Ils vont déployer un groupe aéronaval constitué du porte-avions USS Abraham Lincoln (CVN-72) et d’une force aérienne de bombardiers dans la région du Central Command. C’est une « réponse à un certain nombre d’indications et d’avertissements inquiétants et d’escalade » indique le conseiller à la sécurité nationale américain dans un communiqué.

Un message clair au gouvernement iranien

Il s’agit « d’envoyer un message clair et sans équivoque au régime iranien que toute attaque contre les intérêts des États-Unis ou de ceux de nos alliés se heurtera à une force implacable ». L’avertissement se veut clair envers toutes les forces iraniennes. « Les États-Unis ne cherchent pas la guerre avec le régime iranien, mais nous sommes tout à fait prêts à réagir à toute attaque, que ce soit par procuration, par le corps des gardiens de la révolution islamique ou par les forces iraniennes régulières. »

Un groupe aéronaval présent en Méditerranée pour un exercice de l’OTAN

Le groupe aéronaval (CSG 12 ou Carrier Strike Group 12) est normalement composé, côté navires, de l’USS Bainbridge (DDG-96), de l’USS Mason (DDG-87), de l’USS Nitze (DDG-94), avec la contribution de la frégate espagnole ESPS Méndez Núñez (F-104), comme le précise le QG de la 6e flotte US. Côté avions, c’est le CAW7 – Carrier Air Wing 7 – composé de Super Hornet F/A-18 qui arme le groupe.

Exercice de l’OTAN et diplomatie navale

L’USS Abraham Lincoln était en Méditerranée, jusqu’à peu dans le cadre d’un exercice Mare Aperto, commencé le 29 avril et prévu pour se dérouler jusqu’au 10 mai (1).
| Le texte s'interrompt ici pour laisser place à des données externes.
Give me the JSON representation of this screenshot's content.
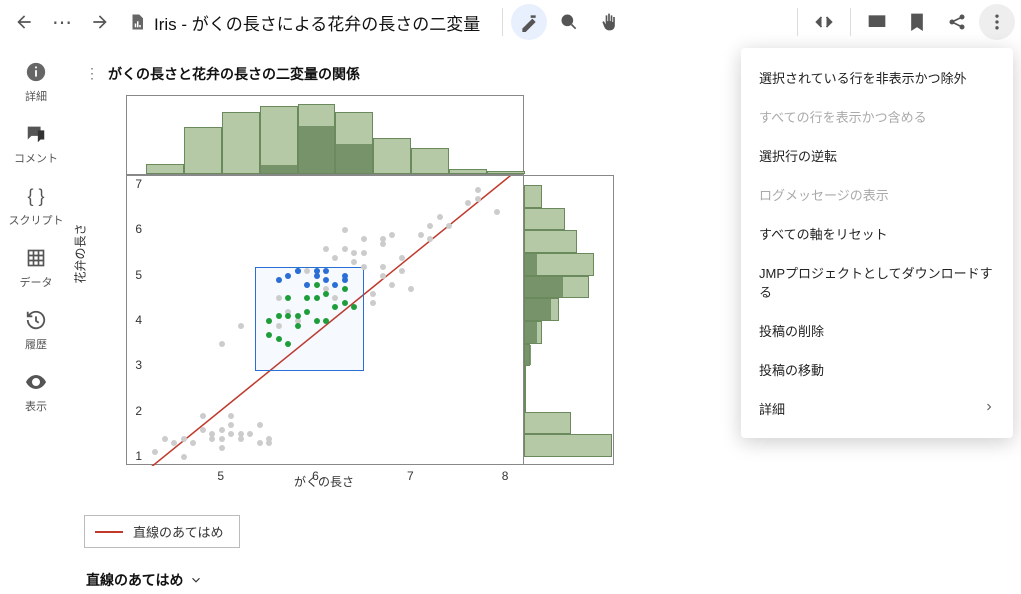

Il a également assuré plusieurs visites de ports, notamment le 3 mai en Albanie avec visite d’officiels à bord.

Un déploiement déjà prévu ?

De fait, il semble bien que le déploiement du groupe aéronaval soit un peu de la gesticulation puisque sa feuille de route indiquait d’ores-et-déjà qu’il allait rejoindre la mer Rouge, le golfe Persique et l’océan Indien… Simplement le déploiement a été un peu anticipé. De l’art de faire d’un déploiement ordinaire, une opération de communication politique agressive…

(Nicolas Gros-Verheyde)

(1) Un exercice considéré comme le plus ambitieux de la marine italienne, avec 40 navires participants, 5 sous-marins et 30 avions.